Social token platform Roll, built to be an "infrastructure for social money" has been the subject of a USD$5.7 million attack. The platform sought to host a range of tokens to allow "creatives to launch and manage their own Ethereum blockchain based money systems". The hack has diminished the value of many of the tokens hosted.
The hacker reportedly gained access to the digital asset management platform MyCrypto's private keys for the Roll hot wallet. This means that the hacker could transact the tokens within that wallet at will, which they did and the tokens were swiftly sold. The hacker then quickly moved those funds into a mixer, which is a platform that obscures digital currency transactions often used by hackers to make it harder (but not impossible) to track transactions.
This kind of hack is a key risk of projects which rely upon 'hot wallets' - named as the private keys for the wallets are able to be obtained via internet access - rather than a 'cold wallet' which stores private keys entirely offline. Cold wallets are considerably more secure as it is inherently harder to obtain a private key which is not accessible via the internet.
The hacker is reported to have stolen "11 different social tokens, including $WHALE, $RARE, and $PICA" which subsequently plummeted in value. Coin Telegraph reported that:
As a result of the attack, the market cap of social tokens on the platform fell from $1.5 billion as of March 12 to $365 million ...

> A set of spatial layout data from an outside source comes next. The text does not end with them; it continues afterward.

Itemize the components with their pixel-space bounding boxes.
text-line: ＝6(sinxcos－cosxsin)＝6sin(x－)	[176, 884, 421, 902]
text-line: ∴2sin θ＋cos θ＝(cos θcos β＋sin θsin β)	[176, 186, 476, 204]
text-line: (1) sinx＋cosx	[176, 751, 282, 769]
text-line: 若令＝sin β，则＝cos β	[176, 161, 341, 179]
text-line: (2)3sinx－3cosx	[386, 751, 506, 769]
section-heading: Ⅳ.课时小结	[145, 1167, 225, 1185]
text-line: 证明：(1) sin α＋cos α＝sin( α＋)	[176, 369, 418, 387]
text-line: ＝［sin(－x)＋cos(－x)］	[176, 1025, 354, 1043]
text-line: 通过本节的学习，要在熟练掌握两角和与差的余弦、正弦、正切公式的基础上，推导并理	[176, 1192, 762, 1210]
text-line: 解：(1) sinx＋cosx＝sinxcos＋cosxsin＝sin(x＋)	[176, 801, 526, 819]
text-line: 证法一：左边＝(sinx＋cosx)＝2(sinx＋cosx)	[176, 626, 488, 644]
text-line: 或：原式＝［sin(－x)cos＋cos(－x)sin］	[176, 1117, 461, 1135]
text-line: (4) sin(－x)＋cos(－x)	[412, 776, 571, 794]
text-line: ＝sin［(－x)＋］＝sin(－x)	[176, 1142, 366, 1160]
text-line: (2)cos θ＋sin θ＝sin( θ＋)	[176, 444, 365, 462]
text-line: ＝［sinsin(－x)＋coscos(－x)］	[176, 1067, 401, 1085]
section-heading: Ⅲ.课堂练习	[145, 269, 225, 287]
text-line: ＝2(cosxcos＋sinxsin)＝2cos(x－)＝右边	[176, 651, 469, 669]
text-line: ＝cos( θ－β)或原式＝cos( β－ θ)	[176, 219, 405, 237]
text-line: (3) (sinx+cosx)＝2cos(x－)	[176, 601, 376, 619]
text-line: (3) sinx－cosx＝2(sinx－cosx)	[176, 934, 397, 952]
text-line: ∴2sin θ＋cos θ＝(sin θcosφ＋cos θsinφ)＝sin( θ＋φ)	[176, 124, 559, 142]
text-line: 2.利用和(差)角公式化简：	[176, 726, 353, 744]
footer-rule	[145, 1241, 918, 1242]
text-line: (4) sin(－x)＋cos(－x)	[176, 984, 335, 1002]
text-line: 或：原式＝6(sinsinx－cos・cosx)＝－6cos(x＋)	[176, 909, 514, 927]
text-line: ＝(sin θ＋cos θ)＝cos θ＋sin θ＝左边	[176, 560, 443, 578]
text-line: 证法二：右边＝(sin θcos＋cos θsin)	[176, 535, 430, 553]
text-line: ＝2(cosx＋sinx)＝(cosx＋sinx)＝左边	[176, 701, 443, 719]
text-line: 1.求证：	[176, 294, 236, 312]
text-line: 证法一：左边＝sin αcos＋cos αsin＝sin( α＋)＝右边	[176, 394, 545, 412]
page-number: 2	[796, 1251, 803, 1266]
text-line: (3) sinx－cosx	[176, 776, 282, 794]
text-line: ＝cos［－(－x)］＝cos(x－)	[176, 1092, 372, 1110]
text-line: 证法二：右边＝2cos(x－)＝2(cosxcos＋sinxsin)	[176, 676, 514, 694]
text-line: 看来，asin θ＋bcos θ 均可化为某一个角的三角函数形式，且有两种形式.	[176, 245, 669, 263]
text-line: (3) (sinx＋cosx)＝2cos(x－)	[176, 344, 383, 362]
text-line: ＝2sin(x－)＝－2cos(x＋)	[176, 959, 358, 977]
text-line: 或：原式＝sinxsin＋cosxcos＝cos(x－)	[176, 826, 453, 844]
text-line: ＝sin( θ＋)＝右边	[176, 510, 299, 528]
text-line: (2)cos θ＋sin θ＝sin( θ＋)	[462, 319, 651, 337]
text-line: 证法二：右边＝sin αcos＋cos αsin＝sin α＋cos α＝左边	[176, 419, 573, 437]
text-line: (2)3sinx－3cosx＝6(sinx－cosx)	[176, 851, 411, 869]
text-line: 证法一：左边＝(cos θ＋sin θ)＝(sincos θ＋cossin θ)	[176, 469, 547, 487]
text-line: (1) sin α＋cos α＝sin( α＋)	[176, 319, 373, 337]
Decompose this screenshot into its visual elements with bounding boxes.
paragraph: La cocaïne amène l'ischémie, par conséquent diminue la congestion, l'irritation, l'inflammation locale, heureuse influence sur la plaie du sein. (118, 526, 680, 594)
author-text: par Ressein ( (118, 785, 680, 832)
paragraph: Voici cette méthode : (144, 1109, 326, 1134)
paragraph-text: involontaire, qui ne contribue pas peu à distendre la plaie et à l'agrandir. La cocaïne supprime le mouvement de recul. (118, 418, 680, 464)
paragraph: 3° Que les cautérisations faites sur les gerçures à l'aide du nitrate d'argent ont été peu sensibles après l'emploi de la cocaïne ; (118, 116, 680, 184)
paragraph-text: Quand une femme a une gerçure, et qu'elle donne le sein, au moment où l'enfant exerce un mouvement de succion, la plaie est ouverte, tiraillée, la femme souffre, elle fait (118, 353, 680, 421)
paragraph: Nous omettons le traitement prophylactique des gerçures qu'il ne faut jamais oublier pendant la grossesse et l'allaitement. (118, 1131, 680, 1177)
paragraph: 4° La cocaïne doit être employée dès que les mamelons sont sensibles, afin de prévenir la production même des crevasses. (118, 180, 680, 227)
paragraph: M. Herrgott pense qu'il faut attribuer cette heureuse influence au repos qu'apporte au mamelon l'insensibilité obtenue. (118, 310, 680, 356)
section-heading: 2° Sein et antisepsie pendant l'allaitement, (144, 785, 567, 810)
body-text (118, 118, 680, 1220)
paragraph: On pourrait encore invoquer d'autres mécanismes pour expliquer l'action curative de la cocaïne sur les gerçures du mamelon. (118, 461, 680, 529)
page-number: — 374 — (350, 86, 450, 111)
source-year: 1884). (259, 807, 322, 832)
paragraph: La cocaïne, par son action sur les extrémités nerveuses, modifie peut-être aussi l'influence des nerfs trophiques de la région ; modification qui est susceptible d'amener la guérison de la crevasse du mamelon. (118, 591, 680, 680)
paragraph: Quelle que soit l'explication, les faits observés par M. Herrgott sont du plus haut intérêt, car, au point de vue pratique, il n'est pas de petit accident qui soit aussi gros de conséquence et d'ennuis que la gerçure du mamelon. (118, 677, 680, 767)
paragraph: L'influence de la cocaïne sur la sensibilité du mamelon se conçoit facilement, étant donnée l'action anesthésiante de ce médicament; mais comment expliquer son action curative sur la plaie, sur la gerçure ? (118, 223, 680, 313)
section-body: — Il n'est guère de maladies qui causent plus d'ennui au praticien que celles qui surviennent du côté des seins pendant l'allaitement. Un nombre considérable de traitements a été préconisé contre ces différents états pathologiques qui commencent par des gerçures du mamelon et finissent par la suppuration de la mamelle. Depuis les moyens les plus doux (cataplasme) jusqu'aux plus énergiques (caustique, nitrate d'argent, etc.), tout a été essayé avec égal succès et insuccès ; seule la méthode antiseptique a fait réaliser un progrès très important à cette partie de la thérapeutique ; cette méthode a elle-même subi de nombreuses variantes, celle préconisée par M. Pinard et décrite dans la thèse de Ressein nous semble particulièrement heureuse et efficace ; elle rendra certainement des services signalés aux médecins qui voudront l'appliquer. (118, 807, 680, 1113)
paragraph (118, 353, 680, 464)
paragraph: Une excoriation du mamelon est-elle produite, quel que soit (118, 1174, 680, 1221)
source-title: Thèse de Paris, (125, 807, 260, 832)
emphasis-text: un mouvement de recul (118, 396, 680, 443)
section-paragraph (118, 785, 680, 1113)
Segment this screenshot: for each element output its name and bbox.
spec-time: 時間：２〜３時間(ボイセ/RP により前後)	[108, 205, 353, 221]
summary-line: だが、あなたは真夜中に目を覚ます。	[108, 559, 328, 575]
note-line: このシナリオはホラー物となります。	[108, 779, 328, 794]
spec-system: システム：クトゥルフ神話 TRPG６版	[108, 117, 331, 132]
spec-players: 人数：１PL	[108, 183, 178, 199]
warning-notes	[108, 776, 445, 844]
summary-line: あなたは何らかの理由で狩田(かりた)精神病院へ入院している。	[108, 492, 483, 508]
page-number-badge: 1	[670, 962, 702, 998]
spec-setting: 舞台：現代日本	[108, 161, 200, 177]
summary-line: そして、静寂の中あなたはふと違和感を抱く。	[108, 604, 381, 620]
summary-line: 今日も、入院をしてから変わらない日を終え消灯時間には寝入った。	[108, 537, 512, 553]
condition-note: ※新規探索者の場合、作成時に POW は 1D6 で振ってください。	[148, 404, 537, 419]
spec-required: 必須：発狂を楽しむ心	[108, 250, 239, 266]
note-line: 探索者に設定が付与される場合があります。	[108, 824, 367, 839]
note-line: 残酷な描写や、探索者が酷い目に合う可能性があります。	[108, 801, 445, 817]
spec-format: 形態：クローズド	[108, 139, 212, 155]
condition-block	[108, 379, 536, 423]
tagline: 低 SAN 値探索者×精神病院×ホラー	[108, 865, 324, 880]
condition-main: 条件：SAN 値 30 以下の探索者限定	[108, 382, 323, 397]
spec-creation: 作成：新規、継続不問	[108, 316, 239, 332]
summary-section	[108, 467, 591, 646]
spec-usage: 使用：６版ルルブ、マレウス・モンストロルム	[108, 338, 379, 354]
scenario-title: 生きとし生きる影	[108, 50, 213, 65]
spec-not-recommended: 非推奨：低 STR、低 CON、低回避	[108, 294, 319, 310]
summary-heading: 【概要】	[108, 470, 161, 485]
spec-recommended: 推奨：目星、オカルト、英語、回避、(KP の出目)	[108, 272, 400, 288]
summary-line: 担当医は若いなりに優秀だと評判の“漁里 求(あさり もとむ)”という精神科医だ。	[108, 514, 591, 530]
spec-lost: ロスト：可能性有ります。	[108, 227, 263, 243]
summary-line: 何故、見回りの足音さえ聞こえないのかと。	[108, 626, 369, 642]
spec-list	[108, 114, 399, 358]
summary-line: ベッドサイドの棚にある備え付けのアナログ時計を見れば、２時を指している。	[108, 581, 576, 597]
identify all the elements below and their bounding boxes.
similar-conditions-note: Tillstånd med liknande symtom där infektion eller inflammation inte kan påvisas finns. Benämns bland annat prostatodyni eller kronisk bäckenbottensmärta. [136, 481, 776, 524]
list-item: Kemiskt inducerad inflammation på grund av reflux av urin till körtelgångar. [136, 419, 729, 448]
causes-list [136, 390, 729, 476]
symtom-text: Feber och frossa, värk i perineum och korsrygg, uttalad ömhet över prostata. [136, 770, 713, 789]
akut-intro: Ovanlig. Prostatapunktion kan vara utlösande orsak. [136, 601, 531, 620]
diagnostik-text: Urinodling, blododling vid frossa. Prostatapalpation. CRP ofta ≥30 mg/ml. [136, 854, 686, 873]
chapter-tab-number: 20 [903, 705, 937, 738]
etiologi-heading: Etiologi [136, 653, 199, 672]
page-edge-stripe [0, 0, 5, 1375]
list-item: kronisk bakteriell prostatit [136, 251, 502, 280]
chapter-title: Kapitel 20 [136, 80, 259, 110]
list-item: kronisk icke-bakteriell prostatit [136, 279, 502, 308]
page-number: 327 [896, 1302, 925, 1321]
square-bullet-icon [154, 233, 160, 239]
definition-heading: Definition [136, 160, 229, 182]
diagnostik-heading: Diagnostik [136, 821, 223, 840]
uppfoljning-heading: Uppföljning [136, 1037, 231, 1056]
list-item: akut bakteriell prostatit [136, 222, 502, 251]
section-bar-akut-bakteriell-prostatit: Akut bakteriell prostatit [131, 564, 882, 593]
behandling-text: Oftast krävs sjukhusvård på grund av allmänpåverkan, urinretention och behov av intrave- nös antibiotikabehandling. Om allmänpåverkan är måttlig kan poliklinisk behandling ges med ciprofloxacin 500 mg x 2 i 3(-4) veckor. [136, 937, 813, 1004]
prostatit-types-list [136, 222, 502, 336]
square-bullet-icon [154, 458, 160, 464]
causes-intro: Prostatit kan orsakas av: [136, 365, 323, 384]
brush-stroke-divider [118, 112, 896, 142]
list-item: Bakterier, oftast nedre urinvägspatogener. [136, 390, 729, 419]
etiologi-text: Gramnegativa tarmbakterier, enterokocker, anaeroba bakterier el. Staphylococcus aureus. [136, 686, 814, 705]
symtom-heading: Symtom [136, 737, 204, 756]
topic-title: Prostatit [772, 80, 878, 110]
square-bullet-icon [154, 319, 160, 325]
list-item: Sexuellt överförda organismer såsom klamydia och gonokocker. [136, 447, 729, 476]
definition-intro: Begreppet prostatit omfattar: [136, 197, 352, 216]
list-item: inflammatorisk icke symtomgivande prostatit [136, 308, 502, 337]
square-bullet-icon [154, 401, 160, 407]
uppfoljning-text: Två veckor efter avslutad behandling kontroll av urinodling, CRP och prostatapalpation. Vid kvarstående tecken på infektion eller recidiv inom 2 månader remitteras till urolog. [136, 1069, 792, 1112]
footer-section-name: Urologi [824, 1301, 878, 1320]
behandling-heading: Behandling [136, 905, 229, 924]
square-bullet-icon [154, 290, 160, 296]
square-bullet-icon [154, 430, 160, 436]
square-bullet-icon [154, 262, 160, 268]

Roll has announced the creation of a $500,000 fund to help the creators affected by the hack but has not yet announced a refund to users despite acknowledging that "the attacker has already sold all the tokens."
Creator of the $WHALE toked reported that 2.17% of the token was compromised but the rest of the tokens are fully secured in cold storage.
This is an unfortunate lesson in security and that hot wallets, by their very nature, are more susceptible to hacks compared to sensible cold storage solutions.